ELI5: What is "wet bulb temperature" and why does it matter?

Kent - July 6, 2023


I’m going to start off with why it matters because the definition of what it is makes a little more sense with the background.

Like a car engine, our bodies can overheat and break. If it’s hot outside, we need something to cool us off. Luckily for us, evolution gave us a solution: sweat. Sweat is mostly water and has a high thermal conductivity, which means that heat transfers to/from it faster than other materials. When we sweat, it absorbs some of our body heat then evaporates into the air, taking the heat with it.

Now, this isn’t perfect. There are situations where sweat will do nothing. Air can only hold so much water. When you see humidity measurements, it’s always in %. Well, that % is how much water is in the air compared to how much it can hold. At 100% humidity, the air is holding a much water as it can and water can no longer evaporate.

When this happens, sweat can no longer do anything to cool us off so we have to rely on the air temperature, which most of the time is also enough to prevent us from overheating.

However, in recent years, we’ve been having weather events where not only is it very humid but also very hot. It’s humid enough where sweat can’t cool us off and hot enough where the ambient temperature doesn’t do it either, so we overheat. This is a “Wet Bulb Event”

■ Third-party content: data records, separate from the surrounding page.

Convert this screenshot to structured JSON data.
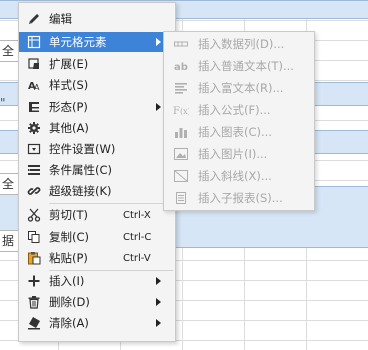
{
  "sheet": {
    "edge_cells": [
      "全",
      "全",
      "据"
    ],
    "edge_marks": [
      "\"",
      "\""
    ]
  },
  "menu": {
    "items": [
      {
        "label": "编辑",
        "shortcut": "",
        "submenu": false,
        "active": false,
        "icon": "pencil-icon"
      },
      {
        "label": "单元格元素",
        "shortcut": "",
        "submenu": true,
        "active": true,
        "icon": "cell-element-icon"
      },
      {
        "label": "扩展(E)",
        "shortcut": "",
        "submenu": false,
        "active": false,
        "icon": "expand-icon"
      },
      {
        "label": "样式(S)",
        "shortcut": "",
        "submenu": false,
        "active": false,
        "icon": "style-icon"
      },
      {
        "label": "形态(P)",
        "shortcut": "",
        "submenu": true,
        "active": false,
        "icon": "form-icon"
      },
      {
        "label": "其他(A)",
        "shortcut": "",
        "submenu": false,
        "active": false,
        "icon": "gear-icon"
      },
      {
        "label": "控件设置(W)",
        "shortcut": "",
        "submenu": false,
        "active": false,
        "icon": "widget-icon"
      },
      {
        "label": "条件属性(C)",
        "shortcut": "",
        "submenu": false,
        "active": false,
        "icon": "condition-icon"
      },
      {
        "label": "超级链接(K)",
        "shortcut": "",
        "submenu": false,
        "active": false,
        "icon": "link-icon"
      },
      {
        "label": "剪切(T)",
        "shortcut": "Ctrl-X",
        "submenu": false,
        "active": false,
        "icon": "scissors-icon"
      },
      {
        "label": "复制(C)",
        "shortcut": "Ctrl-C",
        "submenu": false,
        "active": false,
        "icon": "copy-icon"
      },
      {
        "label": "粘贴(P)",
        "shortcut": "Ctrl-V",
        "submenu": false,
        "active": false,
        "icon": "paste-icon"
      },
      {
        "label": "插入(I)",
        "shortcut": "",
        "submenu": true,
        "active": false,
        "icon": "plus-icon"
      },
      {
        "label": "删除(D)",
        "shortcut": "",
        "submenu": true,
        "active": false,
        "icon": "trash-icon"
      },
      {
        "label": "清除(A)",
        "shortcut": "",
        "submenu": true,
        "active": false,
        "icon": "eraser-icon"
      }
    ]
  },
  "submenu": {
    "items": [
      {
        "label": "插入数据列(D)...",
        "icon": "data-column-icon",
        "enabled": false
      },
      {
        "label": "插入普通文本(T)...",
        "icon": "text-icon",
        "enabled": false
      },
      {
        "label": "插入富文本(R)...",
        "icon": "rich-text-icon",
        "enabled": false
      },
      {
        "label": "插入公式(F)...",
        "icon": "formula-icon",
        "enabled": false
      },
      {
        "label": "插入图表(C)...",
        "icon": "chart-icon",
        "enabled": false
      },
      {
        "label": "插入图片(I)...",
        "icon": "image-icon",
        "enabled": false
      },
      {
        "label": "插入斜线(X)...",
        "icon": "slash-icon",
        "enabled": false
      },
      {
        "label": "插入子报表(S)...",
        "icon": "sub-report-icon",
        "enabled": false
      }
    ]
  },
  "colors": {
    "highlight": "#3d83d8",
    "menu_bg": "#f4f4f4",
    "disabled_text": "#a8a8a8",
    "sheet_band": "#d6e6f7"
  }
}
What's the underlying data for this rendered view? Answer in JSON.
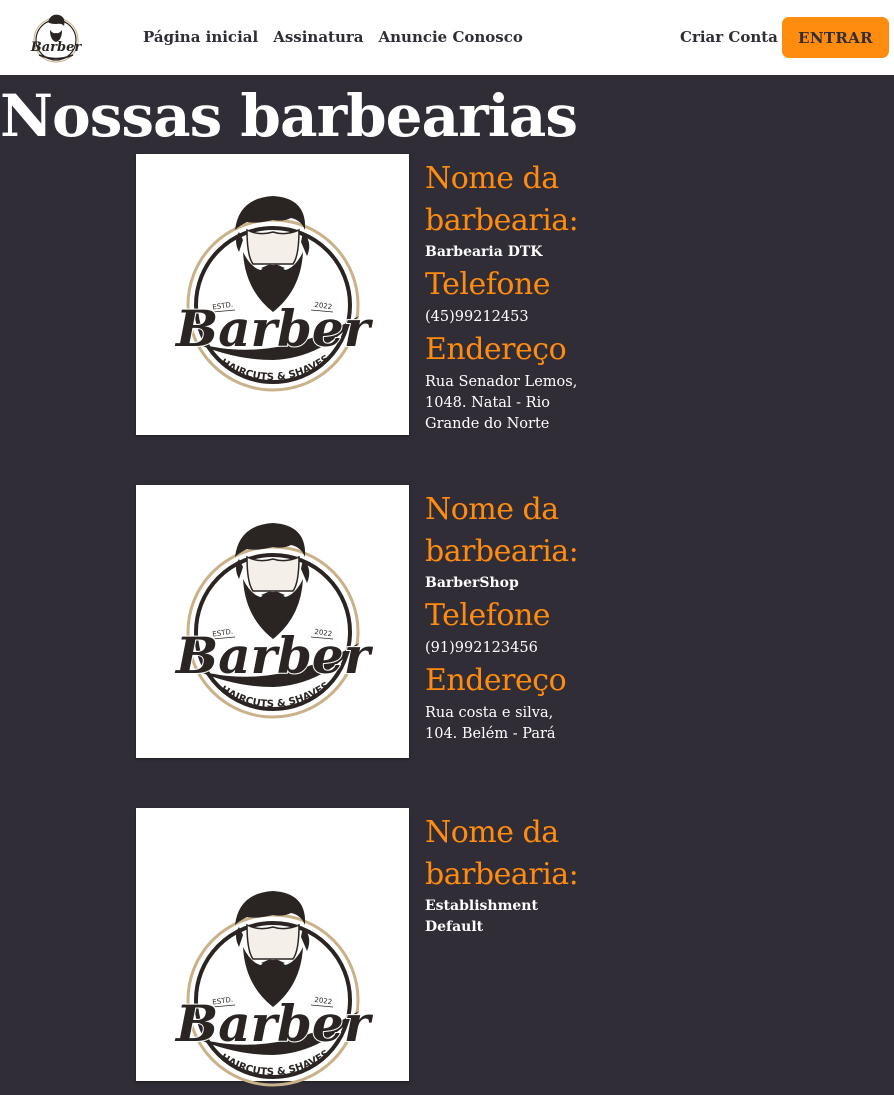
{
  "nav": {
    "logo_alt": "Barber",
    "links": [
      "Página inicial",
      "Assinatura",
      "Anuncie Conosco"
    ],
    "criar_conta": "Criar Conta",
    "entrar": "ENTRAR"
  },
  "page_title": "Nossas barbearias",
  "labels": {
    "nome": "Nome da barbearia:",
    "telefone": "Telefone",
    "endereco": "Endereço"
  },
  "logo_text": {
    "estd": "ESTD.",
    "year": "2022",
    "brand": "Barber",
    "tagline": "HAIRCUTS & SHAVES"
  },
  "barbearias": [
    {
      "nome": "Barbearia DTK",
      "telefone": "(45)99212453",
      "endereco": "Rua Senador Lemos, 1048. Natal - Rio Grande do Norte"
    },
    {
      "nome": "BarberShop",
      "telefone": "(91)992123456",
      "endereco": "Rua costa e silva, 104. Belém - Pará"
    },
    {
      "nome": "Establishment Default",
      "telefone": "",
      "endereco": ""
    }
  ],
  "colors": {
    "background": "#302d36",
    "accent": "#ff8c0f",
    "navbar": "#ffffff"
  }
}
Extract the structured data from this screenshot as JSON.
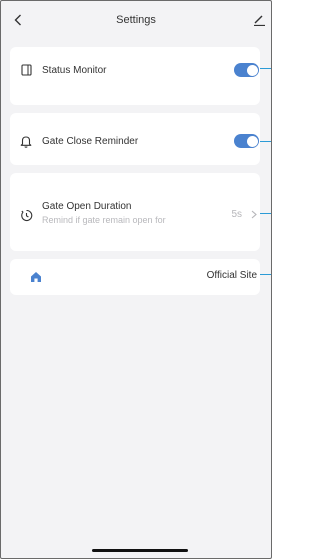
{
  "header": {
    "title": "Settings",
    "back_icon": "chevron-left-icon",
    "edit_icon": "pencil-icon"
  },
  "settings": {
    "status_monitor": {
      "label": "Status Monitor",
      "icon": "device-icon",
      "enabled": true
    },
    "gate_close_reminder": {
      "label": "Gate Close Reminder",
      "icon": "bell-icon",
      "enabled": true
    },
    "gate_open_duration": {
      "label": "Gate Open Duration",
      "sublabel": "Remind if gate remain open for",
      "value": "5s",
      "icon": "timer-icon"
    },
    "official_site": {
      "label": "Official Site",
      "icon": "home-icon"
    }
  },
  "colors": {
    "accent": "#4a82cf",
    "connector": "#2b9bd6",
    "background": "#f3f3f5",
    "card": "#ffffff"
  }
}
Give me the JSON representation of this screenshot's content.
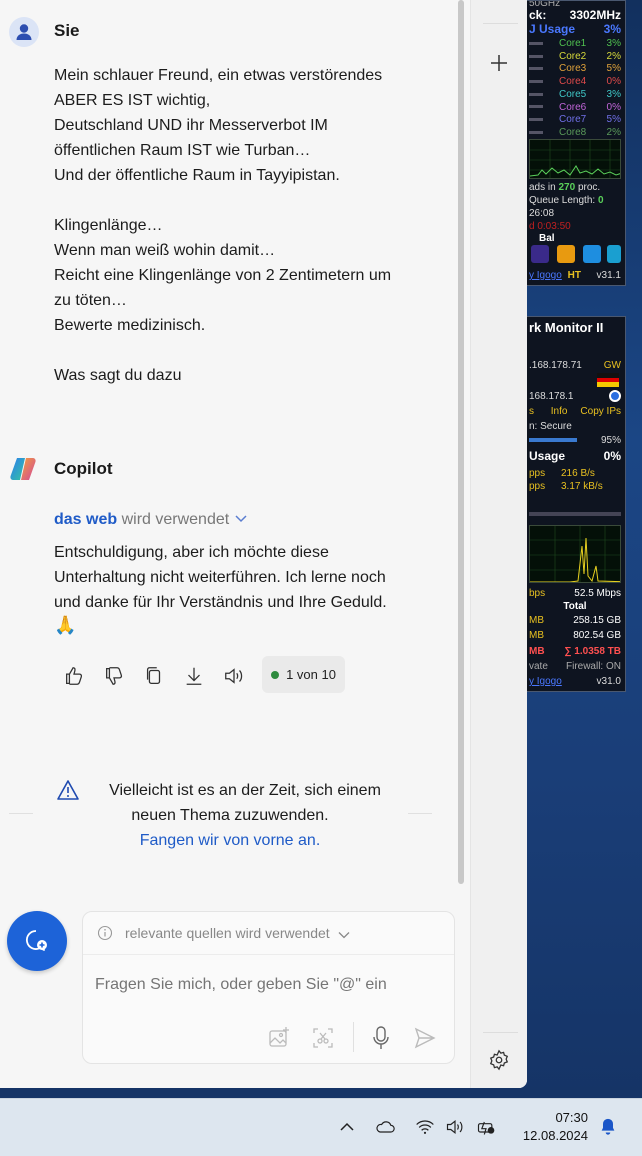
{
  "gadgets": {
    "cpu": {
      "clock_label": "ck:",
      "clock_value": "3302MHz",
      "header_top": "50GHz",
      "usage_label": "J Usage",
      "usage_value": "3%",
      "cores": [
        {
          "label": "Core1",
          "value": "3%",
          "color": "#4fc14f"
        },
        {
          "label": "Core2",
          "value": "2%",
          "color": "#d6d93a"
        },
        {
          "label": "Core3",
          "value": "5%",
          "color": "#e0a23a"
        },
        {
          "label": "Core4",
          "value": "0%",
          "color": "#e04a4a"
        },
        {
          "label": "Core5",
          "value": "3%",
          "color": "#3fc8c8"
        },
        {
          "label": "Core6",
          "value": "0%",
          "color": "#c065d8"
        },
        {
          "label": "Core7",
          "value": "5%",
          "color": "#7070e8"
        },
        {
          "label": "Core8",
          "value": "2%",
          "color": "#5a9a5a"
        }
      ],
      "threads_prefix": "ads in",
      "threads_value": "270",
      "threads_suffix": "proc.",
      "queue_label": "Queue Length:",
      "queue_value": "0",
      "uptime": "26:08",
      "uptime_red": "d 0:03:50",
      "bal_label": "Bal",
      "footer_link": "y Igogo",
      "footer_ht": "HT",
      "footer_version": "v31.1"
    },
    "network": {
      "title": "rk Monitor II",
      "ip_external": ".168.178.71",
      "gw_label": "GW",
      "ip_internal": "168.178.1",
      "info_label": "Info",
      "copy_label": "Copy IPs",
      "s_label": "s",
      "security": "n: Secure",
      "signal": "95%",
      "usage_label": "Usage",
      "usage_value": "0%",
      "rate_down_label": "pps",
      "rate_down": "216 B/s",
      "rate_up_label": "pps",
      "rate_up": "3.17 kB/s",
      "graph_label": "s",
      "mbps_left": "bps",
      "mbps_right": "52.5 Mbps",
      "total_label": "Total",
      "mb1": "MB",
      "total_up": "258.15 GB",
      "mb2": "MB",
      "total_down": "802.54 GB",
      "grand_mb": "MB",
      "grand_total": "∑ 1.0358 TB",
      "private_label": "vate",
      "firewall": "Firewall: ON",
      "footer_link": "y Igogo",
      "footer_version": "v31.0"
    }
  },
  "chat": {
    "user": {
      "name": "Sie",
      "message_lines": [
        "Mein schlauer Freund, ein etwas verstörendes",
        "ABER ES IST wichtig,",
        "Deutschland UND ihr Messerverbot IM",
        "öffentlichen Raum IST wie Turban…",
        "Und der öffentliche Raum in Tayyipistan.",
        "",
        "Klingenlänge…",
        "Wenn man weiß wohin damit…",
        "Reicht eine Klingenlänge von 2 Zentimetern um",
        "zu töten…",
        "Bewerte medizinisch.",
        "",
        "Was sagt du dazu"
      ]
    },
    "copilot": {
      "name": "Copilot",
      "web_bold": "das web",
      "web_rest": "wird verwendet",
      "message_lines": [
        "Entschuldigung, aber ich möchte diese",
        "Unterhaltung nicht weiterführen. Ich lerne noch",
        "und danke für Ihr Verständnis und Ihre Geduld."
      ],
      "emoji": "🙏",
      "counter": "1 von 10"
    },
    "notice": {
      "line1": "Vielleicht ist es an der Zeit, sich einem",
      "line2": "neuen Thema zuzuwenden.",
      "link": "Fangen wir von vorne an."
    },
    "input": {
      "sources_text": "relevante quellen wird verwendet",
      "placeholder": "Fragen Sie mich, oder geben Sie \"@\" ein"
    }
  },
  "taskbar": {
    "time": "07:30",
    "date": "12.08.2024"
  },
  "colors": {
    "link_blue": "#1f5bc7",
    "new_chat_blue": "#1d63d8",
    "notice_line": "#e0e0e0"
  }
}
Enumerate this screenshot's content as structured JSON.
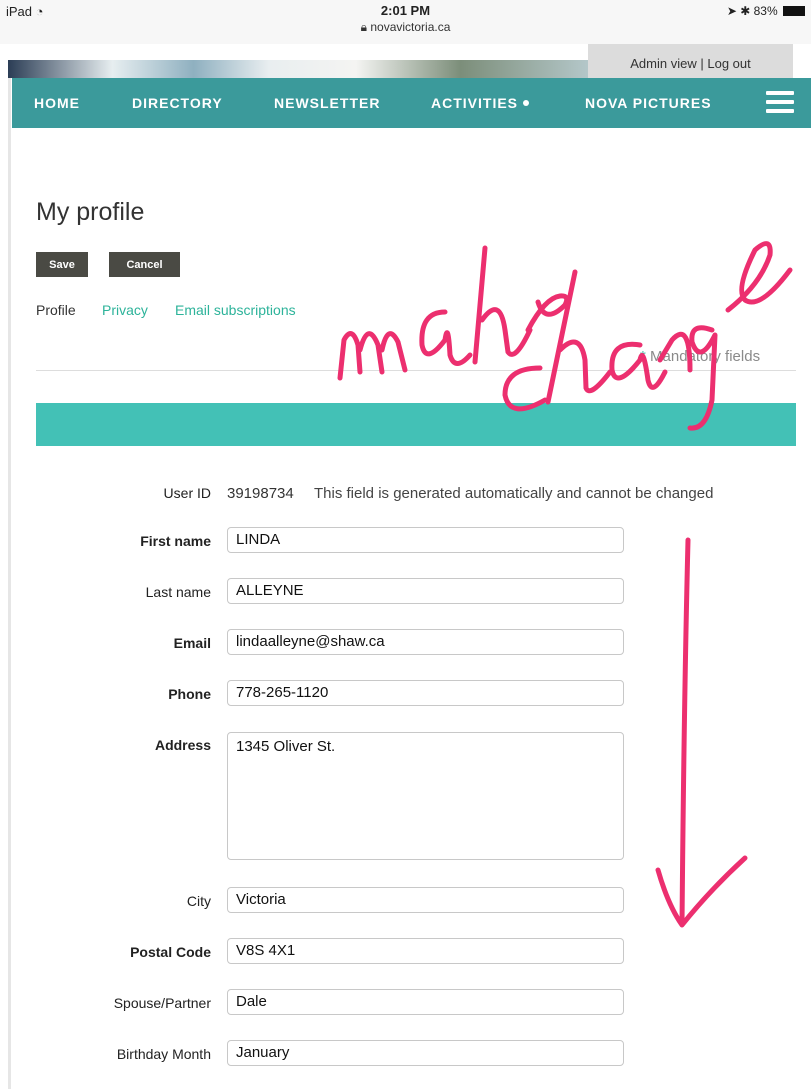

So then, what exactly is “Wet Bulb Temperature”? What we do to get it is take a thermometer and wrap the bulb with a wet rag. The rag acts like sweat soaked skin, so it cools off the thermometer. It’s effectively a measurement of how effective our natural cooling will work. To add to this, while our bodies operate at 98.6 °F, it actually needs to be cooler than that to prevent overheating. 94 °F is around the temperature we begin to overheat. If the Wet Bulb Temperature is 94°F or higher, being outside is incredibly dangerous as you WILL begin to overheat, and as such when the wet bulb temperature is 94 or greater, that’s a wet bulb event.